If you have ever written, you will know that it is either an arduous business or a simple one, but rarely in between. For me it used to be the one but is now the other. (I trust that you know which I mean when.)
I rise. I tear my hair and gnash my teeth. I chew the sleeves of my smoking jacket, which is red velvet and threadbare and which once I believed to be lucky but do not any longer. The words will not come.
‘Simmons!’ I call.
I am pacing, which is a habit of mine when I am agitated.
‘Simmons!’ I yell again. ‘Simmons, where are you? I am agitated!’
I pace my way to the door and wrench it open to call down the hallway, but he is standing there already. Which is a habit of his.
‘I’ve decided to kill myself, Simmons.’ I have been considering it for some months, but I have been putting it off because the weather has been fair. It is now foul, and still I cannot write, and it is time to do what must be done.
‘Very good, sir,’ says he. He is a good butler. ‘Might one ask how?’
I am moderately taken aback. In all my months of contemplation the question has never occurred to me. It is a good one, I reflect. ‘Don’t know,’ I say. ‘Hadn’t thought. I suppose I’ll just shoot myself.’
Those who are not well acquainted with Simmons say that he has no expression in either his face or voice, but I have known him these very many years and know better — and right now he looks pained.
‘Oh sir ,’ he says. ‘Begging your pardon, but who do you imagine would have to clean up the brains or the heart fluid or what have you?’
‘Who?’ I ask, wondering if there is a special branch of the public works committee one calls in such instances.*
‘Me,’ he says. Apparently not.*
‘I see. I’m sorry, Simmons. That was inconsiderate of me. I apologise.’ Firearms, clearly, will not do.
‘Think nothing of it, sir,’ he rejoins handsomely. He truly is a paragon.

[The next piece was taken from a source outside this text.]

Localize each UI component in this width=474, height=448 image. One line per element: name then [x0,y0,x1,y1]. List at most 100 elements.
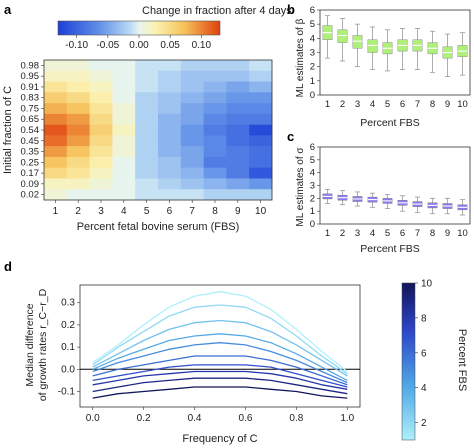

I am now confronted with the reality of my situation. Somehow it had never seemed so real before; but when faced with the notion of poor Simmons scrubbing my brains off the bookshelves, my mind protests. But I am no coward. I plunge forward. I ask him if he has any recommendations.
‘Sir?’
‘For the manner in which one might best take one’s own life.’ Simmons is at times amazingly quick to apprehend, and at others needs clarification. I wonder where his brain goes during the latter periods. I do not think of him as having an imagination, but I am perhaps wrong. It occurs to me that I have not in my life considered what happens inside other people’s heads. I must write a poem about it someday.*
‘I see.’ He is pensive for a moment, then says, ‘I understand that drowning is, all things considered, not a bad way to go.’
I am disappointed in him, and tell him so. ‘I’d have thought better of you, Simmons. If I drown myself, my corpse is likely to float downriver and wash up on a foreign shore and frighten to death some poor Froggy* child building castles in the sand — and all because you had a frankly quite selfish aversion to a few minutes of brains clean-up. You ought to be ashamed of yourself.’